KAS DOKUSUNDA ARTIŞ NASIL ANLAŞILIR?
Kas dokusunu artırmak için, doğru besin tüketimini artırmak kadar egzersiz yapmanın da önemini unutmamalı. Şayet besin tüketimi arttığı halde egzersiz yapılmazsa yağ dokusu artar. Kas hücrelerinin gelişimini uyarmak için, yoğun kas çalışması ve kuvvet antrenmanları yapmak gerekiyor. Kas artışı için çoğunlukla tartı aletlerine bakılır fakat eğer tartının böyle bir özelliği yoksa ağırlık artışının kas ağırlığı mı yağ ağırlığı mı olduğu anlaşılmaz. Bunu belirleyebilmek için, ağırlık antrenmanı öncesi vücut yağ yüzdesi ölçülmeli. Eğer yağ dokusu artmışsa, vücut yağ yüzdesi artar. Eğer kas dokusunda artış olursa, vücut yağ yüzdesi değişmez veya azalır.
SPOR ÖNCESİNDE NASIL BESLENMELİ ?
Spor yapan bir kişi ne aç karnına ne de tok karnına spor yapmalıdır. Ana öğünleri egzersizden en az 3-4 saat önce, ara öğünleri de en az 1-2 saat öncesinde almanızı öneriyoruz. Yiyecek seçimleriniz kolay sindirilebilir ve emilebilir olmalı. Glisemik indeksi yüksek ve şekerli gıdalar egzersizden önce alınmamalı. Yüksek glisemik indekse sahip (şeker içeriği yüksek) gıdalar insülin seviyelerini artırır ve yağ yakımı engellenir. Dolayısıyla egzersiz öncesinde düşük yağ içerikli, kompleks karbonhidratlı gıdaları tercih etmelisiniz.

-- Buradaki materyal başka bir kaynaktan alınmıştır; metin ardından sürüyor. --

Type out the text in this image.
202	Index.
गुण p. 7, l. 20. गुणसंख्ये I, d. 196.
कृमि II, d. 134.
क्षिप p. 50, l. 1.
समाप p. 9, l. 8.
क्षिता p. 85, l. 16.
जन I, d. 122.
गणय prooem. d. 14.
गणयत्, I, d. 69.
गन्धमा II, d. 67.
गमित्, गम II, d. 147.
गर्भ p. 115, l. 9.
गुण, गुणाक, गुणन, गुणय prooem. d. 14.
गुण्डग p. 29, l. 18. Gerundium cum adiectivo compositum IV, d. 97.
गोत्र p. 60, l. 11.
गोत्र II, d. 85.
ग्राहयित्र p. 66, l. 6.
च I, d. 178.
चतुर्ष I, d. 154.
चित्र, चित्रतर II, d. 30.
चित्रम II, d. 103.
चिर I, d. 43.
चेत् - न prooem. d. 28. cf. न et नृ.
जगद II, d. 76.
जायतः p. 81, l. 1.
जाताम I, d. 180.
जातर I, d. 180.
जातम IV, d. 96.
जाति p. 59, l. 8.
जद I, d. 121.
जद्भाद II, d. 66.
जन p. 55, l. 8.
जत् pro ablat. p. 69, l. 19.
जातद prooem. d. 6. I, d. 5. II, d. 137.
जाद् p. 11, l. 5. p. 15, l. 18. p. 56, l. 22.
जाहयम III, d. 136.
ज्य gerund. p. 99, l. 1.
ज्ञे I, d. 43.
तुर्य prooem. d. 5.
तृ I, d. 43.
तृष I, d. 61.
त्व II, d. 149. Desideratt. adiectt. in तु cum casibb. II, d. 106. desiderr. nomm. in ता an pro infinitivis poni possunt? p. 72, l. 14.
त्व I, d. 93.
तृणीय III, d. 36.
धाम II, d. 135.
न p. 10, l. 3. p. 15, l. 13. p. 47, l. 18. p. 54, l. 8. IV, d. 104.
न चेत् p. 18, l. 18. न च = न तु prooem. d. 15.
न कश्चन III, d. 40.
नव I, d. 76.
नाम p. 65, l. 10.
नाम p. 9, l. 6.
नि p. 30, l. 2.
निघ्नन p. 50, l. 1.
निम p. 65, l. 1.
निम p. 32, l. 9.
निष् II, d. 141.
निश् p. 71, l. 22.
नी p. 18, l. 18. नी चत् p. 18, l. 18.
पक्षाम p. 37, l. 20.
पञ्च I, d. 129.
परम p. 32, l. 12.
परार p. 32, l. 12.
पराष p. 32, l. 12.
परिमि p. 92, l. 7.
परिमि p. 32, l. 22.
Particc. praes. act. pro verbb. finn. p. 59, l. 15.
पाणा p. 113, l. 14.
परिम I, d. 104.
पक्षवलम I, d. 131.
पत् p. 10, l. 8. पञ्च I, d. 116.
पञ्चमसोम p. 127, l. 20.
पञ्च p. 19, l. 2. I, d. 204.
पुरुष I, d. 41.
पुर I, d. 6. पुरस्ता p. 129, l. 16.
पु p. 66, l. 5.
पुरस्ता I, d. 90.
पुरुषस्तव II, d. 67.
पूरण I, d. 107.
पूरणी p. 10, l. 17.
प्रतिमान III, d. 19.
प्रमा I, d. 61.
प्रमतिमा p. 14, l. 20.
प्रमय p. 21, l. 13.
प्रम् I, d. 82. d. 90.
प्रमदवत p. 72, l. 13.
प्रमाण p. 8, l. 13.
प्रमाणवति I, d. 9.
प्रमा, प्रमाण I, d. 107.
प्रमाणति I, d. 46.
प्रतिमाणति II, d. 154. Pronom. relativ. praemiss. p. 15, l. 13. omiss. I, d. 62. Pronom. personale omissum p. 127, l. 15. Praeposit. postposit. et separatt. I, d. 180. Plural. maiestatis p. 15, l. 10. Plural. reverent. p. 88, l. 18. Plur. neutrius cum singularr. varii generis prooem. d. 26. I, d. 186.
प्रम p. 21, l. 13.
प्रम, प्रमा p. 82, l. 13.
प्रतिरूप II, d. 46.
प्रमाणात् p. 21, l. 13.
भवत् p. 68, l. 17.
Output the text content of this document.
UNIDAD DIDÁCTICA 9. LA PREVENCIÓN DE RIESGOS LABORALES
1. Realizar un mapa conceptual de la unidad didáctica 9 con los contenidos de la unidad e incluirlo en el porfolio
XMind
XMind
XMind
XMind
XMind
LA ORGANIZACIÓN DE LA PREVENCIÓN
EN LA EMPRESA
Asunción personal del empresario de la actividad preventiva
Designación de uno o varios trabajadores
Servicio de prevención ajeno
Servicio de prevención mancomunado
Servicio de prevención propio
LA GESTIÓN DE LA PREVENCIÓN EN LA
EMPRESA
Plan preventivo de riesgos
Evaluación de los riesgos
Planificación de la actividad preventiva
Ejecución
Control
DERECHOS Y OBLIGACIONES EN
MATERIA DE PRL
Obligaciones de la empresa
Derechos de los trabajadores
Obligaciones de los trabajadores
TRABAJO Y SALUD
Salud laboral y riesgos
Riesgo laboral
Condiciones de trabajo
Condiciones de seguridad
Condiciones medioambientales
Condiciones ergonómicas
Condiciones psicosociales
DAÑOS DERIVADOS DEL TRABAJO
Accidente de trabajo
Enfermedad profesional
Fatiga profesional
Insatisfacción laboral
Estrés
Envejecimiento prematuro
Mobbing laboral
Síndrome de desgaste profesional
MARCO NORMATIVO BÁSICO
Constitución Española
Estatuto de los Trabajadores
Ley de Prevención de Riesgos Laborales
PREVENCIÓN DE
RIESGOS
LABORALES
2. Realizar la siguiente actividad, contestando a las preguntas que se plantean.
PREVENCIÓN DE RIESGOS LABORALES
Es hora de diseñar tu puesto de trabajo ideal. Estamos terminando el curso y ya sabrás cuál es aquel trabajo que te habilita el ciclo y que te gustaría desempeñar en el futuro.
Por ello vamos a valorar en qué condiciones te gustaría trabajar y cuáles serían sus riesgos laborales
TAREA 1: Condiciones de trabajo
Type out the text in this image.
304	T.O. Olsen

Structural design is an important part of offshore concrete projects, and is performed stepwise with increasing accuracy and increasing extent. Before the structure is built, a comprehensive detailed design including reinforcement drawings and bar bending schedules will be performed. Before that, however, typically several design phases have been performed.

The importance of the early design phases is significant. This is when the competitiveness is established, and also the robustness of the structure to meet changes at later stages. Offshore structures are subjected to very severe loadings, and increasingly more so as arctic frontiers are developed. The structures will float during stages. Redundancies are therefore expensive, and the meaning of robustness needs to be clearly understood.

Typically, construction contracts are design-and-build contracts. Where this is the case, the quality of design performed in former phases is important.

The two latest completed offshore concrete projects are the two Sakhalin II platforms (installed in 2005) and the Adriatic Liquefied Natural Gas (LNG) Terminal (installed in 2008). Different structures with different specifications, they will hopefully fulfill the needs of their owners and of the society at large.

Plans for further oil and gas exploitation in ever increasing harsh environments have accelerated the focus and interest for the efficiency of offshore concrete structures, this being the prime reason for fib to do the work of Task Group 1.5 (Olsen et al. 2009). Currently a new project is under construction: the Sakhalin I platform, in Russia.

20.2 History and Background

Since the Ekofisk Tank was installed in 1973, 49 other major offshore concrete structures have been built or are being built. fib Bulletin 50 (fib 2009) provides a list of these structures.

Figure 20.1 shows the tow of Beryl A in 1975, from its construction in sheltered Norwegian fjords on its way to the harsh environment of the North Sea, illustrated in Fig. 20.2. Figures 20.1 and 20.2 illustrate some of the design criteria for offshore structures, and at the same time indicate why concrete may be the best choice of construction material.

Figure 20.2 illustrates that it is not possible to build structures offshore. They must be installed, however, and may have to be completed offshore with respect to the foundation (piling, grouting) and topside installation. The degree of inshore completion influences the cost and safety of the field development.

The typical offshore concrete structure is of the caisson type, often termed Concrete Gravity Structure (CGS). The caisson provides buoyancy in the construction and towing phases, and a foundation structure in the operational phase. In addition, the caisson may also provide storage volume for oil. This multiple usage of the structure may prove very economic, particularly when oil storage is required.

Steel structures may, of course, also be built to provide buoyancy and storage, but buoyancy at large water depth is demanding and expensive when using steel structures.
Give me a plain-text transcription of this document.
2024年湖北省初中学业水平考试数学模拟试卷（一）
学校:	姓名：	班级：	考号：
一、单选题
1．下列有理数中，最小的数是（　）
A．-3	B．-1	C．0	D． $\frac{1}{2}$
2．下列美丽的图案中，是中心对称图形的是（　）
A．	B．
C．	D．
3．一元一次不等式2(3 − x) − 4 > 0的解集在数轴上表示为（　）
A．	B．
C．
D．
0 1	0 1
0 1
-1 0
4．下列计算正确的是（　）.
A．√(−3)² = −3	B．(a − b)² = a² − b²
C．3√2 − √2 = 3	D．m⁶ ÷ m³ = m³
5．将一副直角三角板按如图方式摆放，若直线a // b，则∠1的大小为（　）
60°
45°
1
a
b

EGZERSİZ ÖNCESİNDE TERCİH EDİLEBİLECEK BESİNLER;
- Şeker içeriği düşük yulaf veya müsli ve yarım yağlı süt
- 3-4 adet kepekli peksimet yanında yağsız yoğurt
- Meyve yanında yarım yağlı yoğurt
- Meyveli süt yanında 2-3 adet ceviz içi veya badem
- Meyveli yoğurt ve badem
- Tam tahıl ekmek, yağsız üçgen peynir ve yağsız süt
SPOR SONRASINDA NASIL BESLENMELİ ?
Egzersiz yapanların öncelikli olarak uyması gereken kural, öğün disiplinidir. Düzenli olarak yenilen ana öğünlerin dışında ilave olarak ara öğünler, vücuda gerekli enerji düzeyini sağlar ve glikojen deposunu dolu tutar. Bu şekilde kasları koruyup yağ yakmak kolaylaşır. Egzersiz sonrasındaki besin seçimleri egzersizden alacağınız verim açısından oldukça önemli.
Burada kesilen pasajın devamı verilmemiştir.